Wenn das Kind nicht den Tisch deckt, den Tisch abräumt, die Spülmaschine einräumt, Laub harkt oder den Hund ausführt, dann sollte es Miete zahlen.

Wir entschuldigen uns für schlechtes Verhalten oder schlechte Noten.

Wir alle scheinen diesen Fehler zu machen. Schlechtes Verhalten ist schlechtes Verhalten. „Sie ist müde und hungrig“ ist eine schreckliche Ausrede. „Er hatte ein spätes Training und konnte sein Projekt nicht fertigstellen (obwohl es vor über einem Monat zugeteilt wurde)“ ist genauso schlecht. Wir müssen aufhören, das schlechte Verhalten oder die mangelnde Arbeitsmoral unseres Kindes zu entschuldigen. Ohne Disziplin werden Kinder zu Bälgern.

Wir streiten mit dem Lehrer und dem Trainer.

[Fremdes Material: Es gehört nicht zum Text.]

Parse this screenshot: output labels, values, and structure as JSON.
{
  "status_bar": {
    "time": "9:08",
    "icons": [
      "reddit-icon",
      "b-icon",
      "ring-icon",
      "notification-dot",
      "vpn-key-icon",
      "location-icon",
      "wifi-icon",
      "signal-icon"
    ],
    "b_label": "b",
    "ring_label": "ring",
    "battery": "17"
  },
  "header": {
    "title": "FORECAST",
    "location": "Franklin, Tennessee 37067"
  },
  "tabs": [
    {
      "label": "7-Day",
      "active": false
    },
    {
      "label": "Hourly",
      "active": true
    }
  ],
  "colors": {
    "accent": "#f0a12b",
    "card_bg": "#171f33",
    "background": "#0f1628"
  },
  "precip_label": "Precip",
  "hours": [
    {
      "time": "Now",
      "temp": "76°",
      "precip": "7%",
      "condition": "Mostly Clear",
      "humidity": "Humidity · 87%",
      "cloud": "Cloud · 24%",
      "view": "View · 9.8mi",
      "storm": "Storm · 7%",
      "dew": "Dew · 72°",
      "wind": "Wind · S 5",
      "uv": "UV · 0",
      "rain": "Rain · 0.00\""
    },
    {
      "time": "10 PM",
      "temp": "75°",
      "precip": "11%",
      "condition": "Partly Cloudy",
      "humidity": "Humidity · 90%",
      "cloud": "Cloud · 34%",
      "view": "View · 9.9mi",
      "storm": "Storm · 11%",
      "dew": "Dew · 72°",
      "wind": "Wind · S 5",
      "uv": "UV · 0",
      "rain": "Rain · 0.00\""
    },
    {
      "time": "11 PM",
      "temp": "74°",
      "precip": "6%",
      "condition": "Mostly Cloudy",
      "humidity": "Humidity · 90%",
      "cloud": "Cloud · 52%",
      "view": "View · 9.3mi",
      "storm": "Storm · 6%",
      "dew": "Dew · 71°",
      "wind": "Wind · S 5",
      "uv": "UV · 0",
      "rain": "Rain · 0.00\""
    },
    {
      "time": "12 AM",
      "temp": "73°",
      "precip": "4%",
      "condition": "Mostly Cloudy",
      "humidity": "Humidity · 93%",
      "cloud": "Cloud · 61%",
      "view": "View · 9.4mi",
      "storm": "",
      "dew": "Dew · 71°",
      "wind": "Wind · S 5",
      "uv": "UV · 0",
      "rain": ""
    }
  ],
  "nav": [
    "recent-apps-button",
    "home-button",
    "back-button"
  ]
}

Es ist wichtig, für unsere Kinder einzutreten, aber erst, nachdem unsere Kinder für sich selbst eingetreten sind. Wenn eine Lehrerin bemerkt, dass unser Kind nicht gerade fleißig arbeitet, sollten wir ihr glauben. Entgegen der landläufigen Meinung wollen die meisten Lehrer jungen Menschen helfen. Sie wollen, dass die Kinder gut arbeiten. Wenn wir uns über halbherzig erledigte Aufgaben oder zu spätes Erscheinen zum Training streiten, lernt ein Kind, dass es weiterhin faul sein kann, weil seine Eltern sich entschuldigen und zu seinen Gunsten argumentieren werden. Es lernt, dass es seinen Lehrer nicht respektieren und die Arbeit nicht machen muss. So einfach ist das.

Aufmerksamkeit ist gut. Engagierte Eltern sind wunderbar. Aber es ist die Art und Weise, wie aufmerksam und engagiert wir sind, die den Schaden anrichtet. Wenn wir unsere Kinder verhandeln lassen, machen wir es falsch. Wenn wir ihr schlechtes Verhalten entschuldigen, machen wir es falsch. Wenn sie zu bequem sind, machen wir es tatsächlich falsch. Wenn wir weiterhin sein Zimmer aufräumen, Essenswünsche annehmen und unsere Ehepartner untergraben, werden unsere Kinder zu Bälgern.

Alle Kinder müssen lernen, hin und wieder Schweinekoteletts mit rotem Reis und grünen Bohnen aus der Dose zu essen. Das stärkt den Charakter.